23| yıkmak, yakmak ve bir sürü kırıklık

3.8K 480 151
                                    

Harry Styles-Adore You

İstiyorum.

Yani...

Nasıl?

Nasıl anlatacağım hakkında hiçbir fikrim yok, hiçbir şey bilmiyorum ben sadece... sanırım öldüm. Taehyung bunu söylemeseydi de, yani beni öpmeseydi ya da ne bileyim bu itirafı yapmamış olsaydı bile ben zaten onu her şekilde öpecektim ve muhtemelen bana karşılık vermeye devam edecekti ama dudakları arasından bu kelime dürüstçe çıktığında... ah, bu hale geleceğimi hiç tahmin etmemiştim.

Sonra da... benden gayet beklenilir bir tepki verdim. Üzerine atladım, öyle çok aşırı bir şey yapmadım canım. Kollarımı boynuna, bacaklarımı beline sardım, sıkı bir şekilde sarıldım ona.

"Düşeceksin!" dedi ellerini bacaklarıma yerleştirirken, tamam, ben bir koala gibi sarılmış olabilirdim ama o beni böyle sıkı tutarken düşmeme imkan yoktu.

"Beni tutarsın."

"Buna bu kadar sevineceğini bilseydim-"

"Söylemezdim falan deme," dedim, ona laf yetiştireyim derken dengemi kaybetmiştim. Boynuna sarılı kollarım gevşediğinde o, bir kolunu sırtıma sarmak zorunda kaldı. Eh, diğeri de... Görmek istediği hayali dövmenin oralarda bir yerlerdeydi.

"Daha erken söylerdim."

"Taehyung, kalp krizi geçirmemi istiyorsan konuşmaya devam edebilirsin ya da mesela, sağ elin bulunduğu yerd-"

Beni bir anda bıraktı.

*

"Harika! Gerçekten harika." Elim arkamda ayakta dikilirken gerçekten çok büyük somurttum.

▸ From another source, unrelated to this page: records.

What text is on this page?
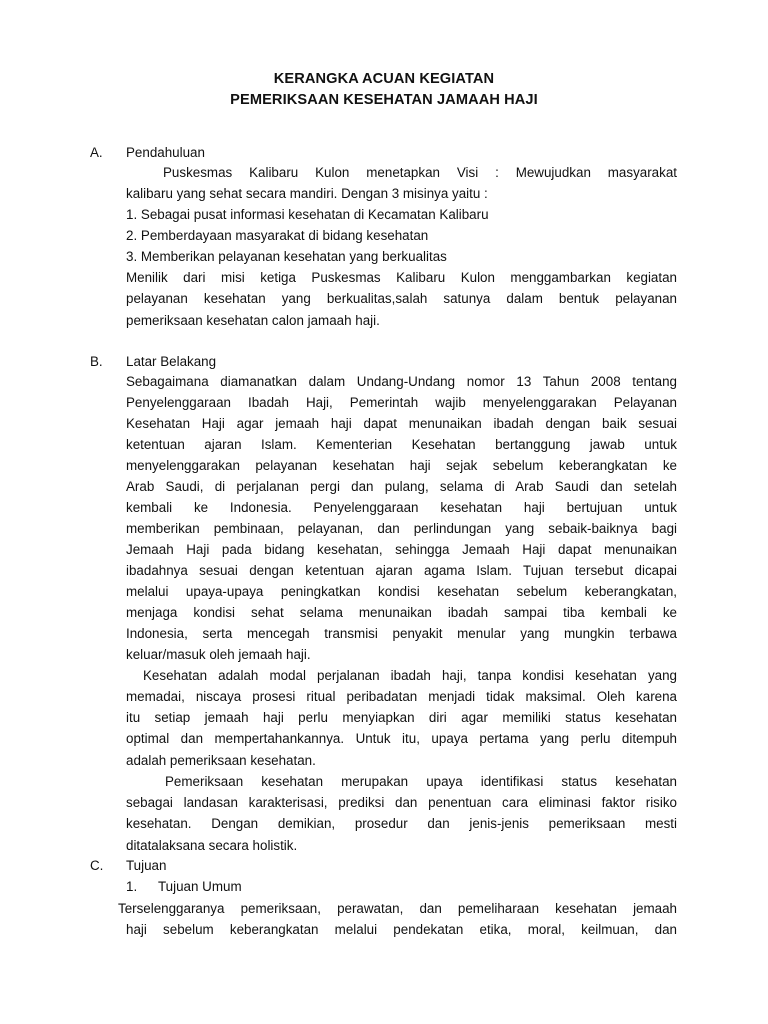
KERANGKA ACUAN KEGIATAN
PEMERIKSAAN KESEHATAN JAMAAH HAJI
A. Pendahuluan
Puskesmas Kalibaru Kulon menetapkan Visi : Mewujudkan masyarakat
kalibaru yang sehat secara mandiri. Dengan 3 misinya yaitu :
1. Sebagai pusat informasi kesehatan di Kecamatan Kalibaru
2. Pemberdayaan masyarakat di bidang kesehatan
3. Memberikan pelayanan kesehatan yang berkualitas
Menilik dari misi ketiga Puskesmas Kalibaru Kulon menggambarkan kegiatan
pelayanan kesehatan yang berkualitas,salah satunya dalam bentuk pelayanan
pemeriksaan kesehatan calon jamaah haji.
B. Latar Belakang
Sebagaimana diamanatkan dalam Undang-Undang nomor 13 Tahun 2008 tentang
Penyelenggaraan Ibadah Haji, Pemerintah wajib menyelenggarakan Pelayanan
Kesehatan Haji agar jemaah haji dapat menunaikan ibadah dengan baik sesuai
ketentuan ajaran Islam. Kementerian Kesehatan bertanggung jawab untuk
menyelenggarakan pelayanan kesehatan haji sejak sebelum keberangkatan ke
Arab Saudi, di perjalanan pergi dan pulang, selama di Arab Saudi dan setelah
kembali ke Indonesia. Penyelenggaraan kesehatan haji bertujuan untuk
memberikan pembinaan, pelayanan, dan perlindungan yang sebaik-baiknya bagi
Jemaah Haji pada bidang kesehatan, sehingga Jemaah Haji dapat menunaikan
ibadahnya sesuai dengan ketentuan ajaran agama Islam. Tujuan tersebut dicapai
melalui upaya-upaya peningkatkan kondisi kesehatan sebelum keberangkatan,
menjaga kondisi sehat selama menunaikan ibadah sampai tiba kembali ke
Indonesia, serta mencegah transmisi penyakit menular yang mungkin terbawa
keluar/masuk oleh jemaah haji.
Kesehatan adalah modal perjalanan ibadah haji, tanpa kondisi kesehatan yang
memadai, niscaya prosesi ritual peribadatan menjadi tidak maksimal. Oleh karena
itu setiap jemaah haji perlu menyiapkan diri agar memiliki status kesehatan
optimal dan mempertahankannya. Untuk itu, upaya pertama yang perlu ditempuh
adalah pemeriksaan kesehatan.
Pemeriksaan kesehatan merupakan upaya identifikasi status kesehatan
sebagai landasan karakterisasi, prediksi dan penentuan cara eliminasi faktor risiko
kesehatan. Dengan demikian, prosedur dan jenis-jenis pemeriksaan mesti
ditatalaksana secara holistik.
C. Tujuan
1. Tujuan Umum
Terselenggaranya pemeriksaan, perawatan, dan pemeliharaan kesehatan jemaah
haji sebelum keberangkatan melalui pendekatan etika, moral, keilmuan, dan
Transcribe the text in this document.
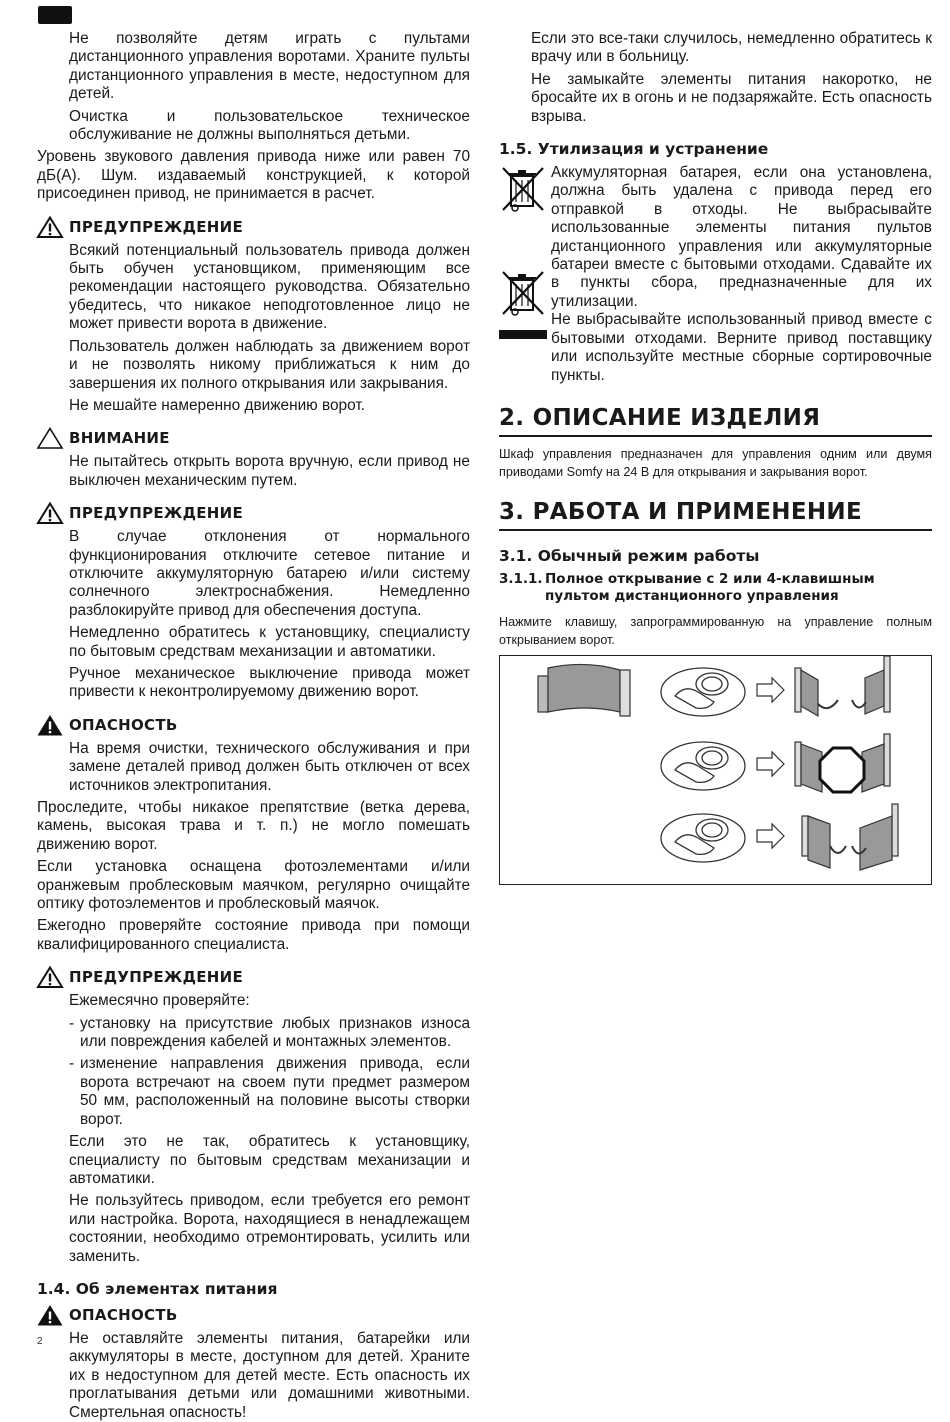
Не позволяйте детям играть с пультами дистанционного управления воротами. Храните пульты дистанционного управления в месте, недоступном для детей.

Очистка и пользовательское техническое обслуживание не должны выполняться детьми.

Уровень звукового давления привода ниже или равен 70 дБ(A). Шум. издаваемый конструкцией, к которой присоединен привод, не принимается в расчет.

ПРЕДУПРЕЖДЕНИЕ

Всякий потенциальный пользователь привода должен быть обучен установщиком, применяющим все рекомендации настоящего руководства. Обязательно убедитесь, что никакое неподготовленное лицо не может привести ворота в движение.

Пользователь должен наблюдать за движением ворот и не позволять никому приближаться к ним до завершения их полного открывания или закрывания.

Не мешайте намеренно движению ворот.

ВНИМАНИЕ

Не пытайтесь открыть ворота вручную, если привод не выключен механическим путем.

ПРЕДУПРЕЖДЕНИЕ

В случае отклонения от нормального функционирования отключите сетевое питание и отключите аккумуляторную батарею и/или систему солнечного электроснабжения. Немедленно разблокируйте привод для обеспечения доступа.

Немедленно обратитесь к установщику, специалисту по бытовым средствам механизации и автоматики.

Ручное механическое выключение привода может привести к неконтролируемому движению ворот.

ОПАСНОСТЬ

На время очистки, технического обслуживания и при замене деталей привод должен быть отключен от всех источников электропитания.

Проследите, чтобы никакое препятствие (ветка дерева, камень, высокая трава и т. п.) не могло помешать движению ворот.

Если установка оснащена фотоэлементами и/или оранжевым проблесковым маячком, регулярно очищайте оптику фотоэлементов и проблесковый маячок.

Ежегодно проверяйте состояние привода при помощи квалифицированного специалиста.

ПРЕДУПРЕЖДЕНИЕ

Ежемесячно проверяйте:

- установку на присутствие любых признаков износа или повреждения кабелей и монтажных элементов.
- изменение направления движения привода, если ворота встречают на своем пути предмет размером 50 мм, расположенный на половине высоты створки ворот.

Если это не так, обратитесь к установщику, специалисту по бытовым средствам механизации и автоматики.

Не пользуйтесь приводом, если требуется его ремонт или настройка. Ворота, находящиеся в ненадлежащем состоянии, необходимо отремонтировать, усилить или заменить.

1.4. Об элементах питания
ОПАСНОСТЬ

Не оставляйте элементы питания, батарейки или аккумуляторы в месте, доступном для детей. Храните их в недоступном для детей месте. Есть опасность их проглатывания детьми или домашними животными. Смертельная опасность!

Если это все-таки случилось, немедленно обратитесь к врачу или в больницу.

Не замыкайте элементы питания накоротко, не бросайте их в огонь и не подзаряжайте. Есть опасность взрыва.

1.5. Утилизация и устранение

Аккумуляторная батарея, если она установлена, должна быть удалена с привода перед его отправкой в отходы. Не выбрасывайте использованные элементы питания пультов дистанционного управления или аккумуляторные батареи вместе с бытовыми отходами. Сдавайте их в пункты сбора, предназначенные для их утилизации.

Не выбрасывайте использованный привод вместе с бытовыми отходами. Верните привод поставщику или используйте местные сборные сортировочные пункты.

2. ОПИСАНИЕ ИЗДЕЛИЯ

Шкаф управления предназначен для управления одним или двумя приводами Somfy на 24 В для открывания и закрывания ворот.

3. РАБОТА И ПРИМЕНЕНИЕ
3.1. Обычный режим работы
3.1.1. Полное открывание с 2 или 4-клавишным пультом дистанционного управления

Нажмите клавишу, запрограммированную на управление полным открыванием ворот.

2
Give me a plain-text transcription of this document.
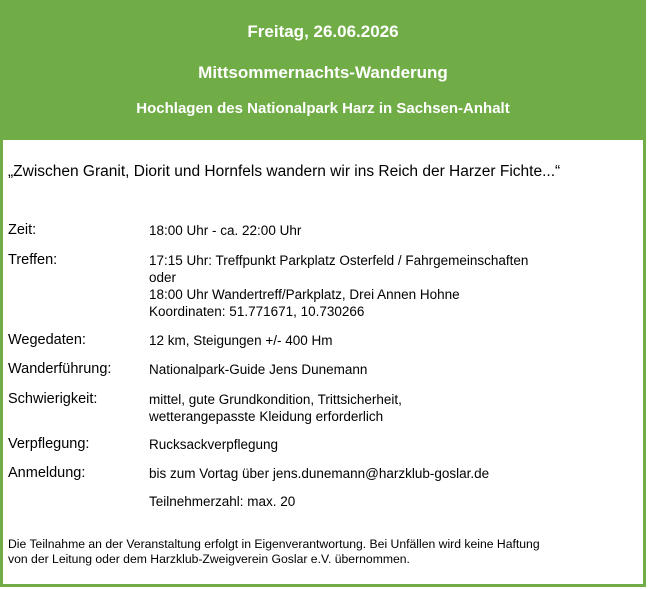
Freitag, 26.06.2026
Mittsommernachts-Wanderung
Hochlagen des Nationalpark Harz in Sachsen-Anhalt
„Zwischen Granit, Diorit und Hornfels wandern wir ins Reich der Harzer Fichte...“
Zeit:	18:00 Uhr - ca. 22:00 Uhr
Treffen:	17:15 Uhr: Treffpunkt Parkplatz Osterfeld / Fahrgemeinschaften
oder
18:00 Uhr Wandertreff/Parkplatz, Drei Annen Hohne
Koordinaten: 51.771671, 10.730266
Wegedaten:	12 km, Steigungen +/- 400 Hm
Wanderführung:	Nationalpark-Guide Jens Dunemann
Schwierigkeit:	mittel, gute Grundkondition, Trittsicherheit,
wetterangepasste Kleidung erforderlich
Verpflegung:	Rucksackverpflegung
Anmeldung:	bis zum Vortag über jens.dunemann@harzklub-goslar.de
Teilnehmerzahl: max. 20
Die Teilnahme an der Veranstaltung erfolgt in Eigenverantwortung. Bei Unfällen wird keine Haftung
von der Leitung oder dem Harzklub-Zweigverein Goslar e.V. übernommen.
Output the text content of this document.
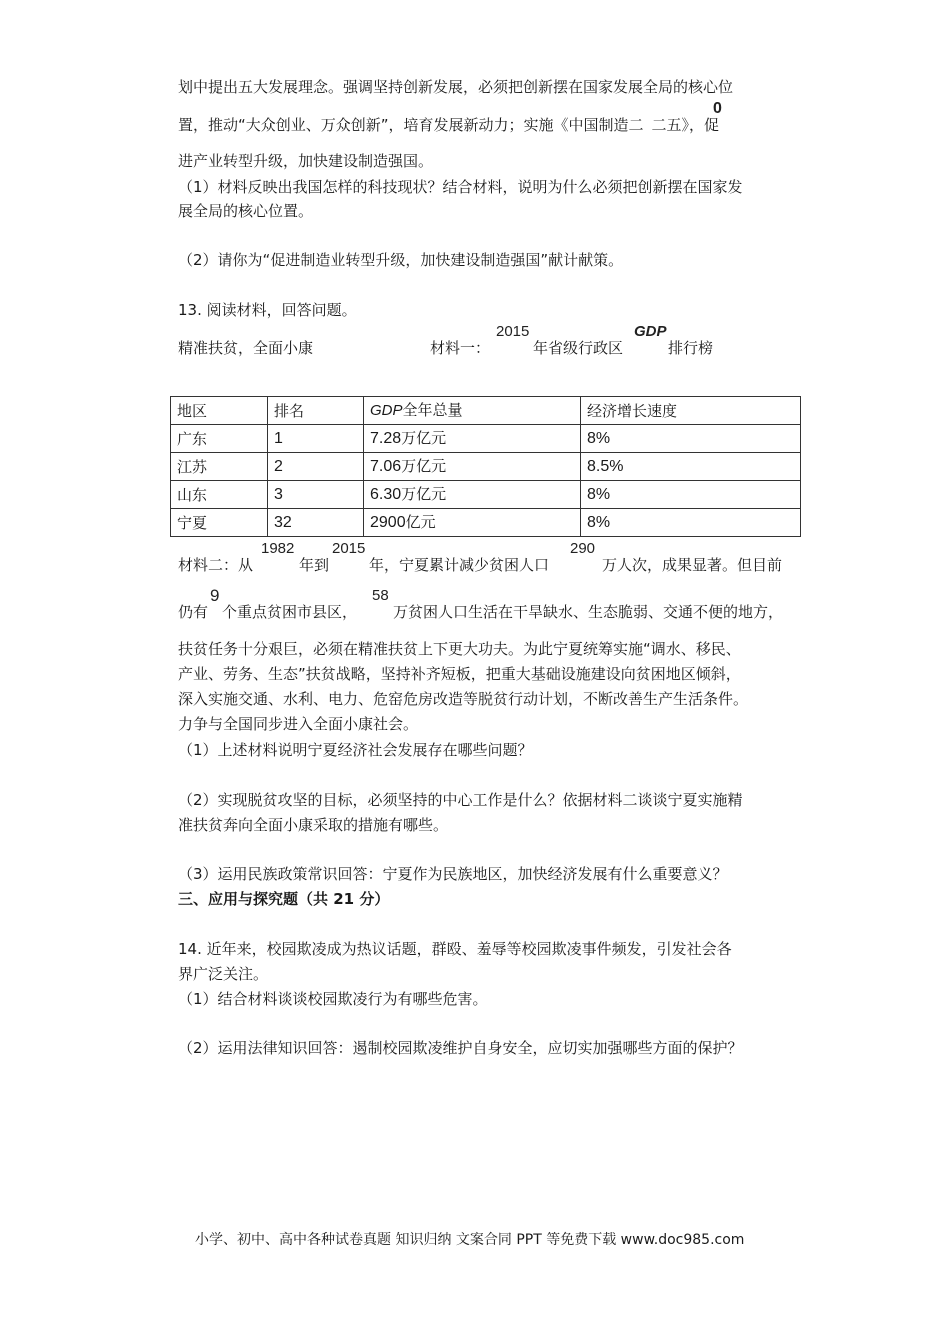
划中提出五大发展理念。强调坚持创新发展，必须把创新摆在国家发展全局的核心位
置，推动“大众创业、万众创新”，培育发展新动力；实施《中国制造二 二五》，促
0
进产业转型升级，加快建设制造强国。
（1）材料反映出我国怎样的科技现状？结合材料，说明为什么必须把创新摆在国家发
展全局的核心位置。
（2）请你为“促进制造业转型升级，加快建设制造强国”献计献策。
13. 阅读材料，回答问题。
精准扶贫，全面小康	材料一：
2015
年省级行政区
GDP
排行榜
地区	排名	GDP全年总量	经济增长速度
广东	1	7.28万亿元	8%
江苏	2	7.06万亿元	8.5%
山东	3	6.30万亿元	8%
宁夏	32	2900亿元	8%
材料二：从
1982
年到
2015
年，宁夏累计减少贫困人口
290
万人次，成果显著。但目前
仍有
9
个重点贫困市县区，
58
万贫困人口生活在干旱缺水、生态脆弱、交通不便的地方，
扶贫任务十分艰巨，必须在精准扶贫上下更大功夫。为此宁夏统筹实施“调水、移民、
产业、劳务、生态”扶贫战略，坚持补齐短板，把重大基础设施建设向贫困地区倾斜，
深入实施交通、水利、电力、危窑危房改造等脱贫行动计划，不断改善生产生活条件。
力争与全国同步进入全面小康社会。
（1）上述材料说明宁夏经济社会发展存在哪些问题？
（2）实现脱贫攻坚的目标，必须坚持的中心工作是什么？依据材料二谈谈宁夏实施精
准扶贫奔向全面小康采取的措施有哪些。
（3）运用民族政策常识回答：宁夏作为民族地区，加快经济发展有什么重要意义？
三、应用与探究题（共 21 分）
14. 近年来，校园欺凌成为热议话题，群殴、羞辱等校园欺凌事件频发，引发社会各
界广泛关注。
（1）结合材料谈谈校园欺凌行为有哪些危害。
（2）运用法律知识回答：遏制校园欺凌维护自身安全，应切实加强哪些方面的保护？
小学、初中、高中各种试卷真题 知识归纳 文案合同 PPT 等免费下载 www.doc985.com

Taehyung beni panikle yere bıraktığında elbette düştüm, ardından yüzlerce özür sıralamaya devam etse de kalçam feci acıyordu. İşin kötü yanı Taehyung bir şey olmuş mu diye muhtemelen farkında olmadan dokunup durmuştu ve ağzımı kapalı tutmam gerektiğini biliyordum, ona bunu fark ettirecek bir şey söyleseydim kim bilir kime zarar verirdi panikle.

"Özür diledim ya!" Hala büyük bir mahcubiyetle bana bakıyor ve yanımda duruyordu, oturmayı aklıma bile getiremezdim bu acıyla.

"Özrün beni daha iyi yapmıyor ama."

"Ne yapmam gerekiyor, bir anda boş bulundum. Öyle şeyler söyleme sen de!"

"Öpersen geçer bel-"

"Söyleme dedim ya!" Dirseğiyle koluma vurdu.

"Beni öldürmeye mi çalışıyorsun?" Kolumu çok acıyormuş gibi kendime çektiğimde gözleri açıldı kocaman.

"Acıdı mı? Özür dilerim. Çok mu-- neden gülüy-- sen yalancının tekisin, Park Jimin."  Homurdanarak kollarını göğsünde birleştirdiğinde ellerimi onun omzuna yerleştirerek yanağını öptüm. Dudaklarına çok yakın bir yerleri ama.

"Şakaydı."

"Güldürmedi." Gözlerini başka bir tarafa çevirdi.

"Özür dilerim, acımıyor. En azından kolum. Diğerine bir göz atılmalı bence."

"Röntgen falan-"

"Senin tarafından."

"Arsız, arsızsın!"

Onun tavırlarına güldüğümde suratı olabilirmiş gibi daha çok asıldı. Üzerine çok gitmiştim bugün, yaklaşacağı varsa da yaklaşmazdı artık. Durmaya karar verdim, çok zorlamanın anlamı da yoktu.

"Bara geçiyorum ben, Jungkook'un yanına. Bir şey ister misin?"

"Hayır," homurdandı.

"Sen bilirsin. Umarım otururken bir yerlerim acımaz."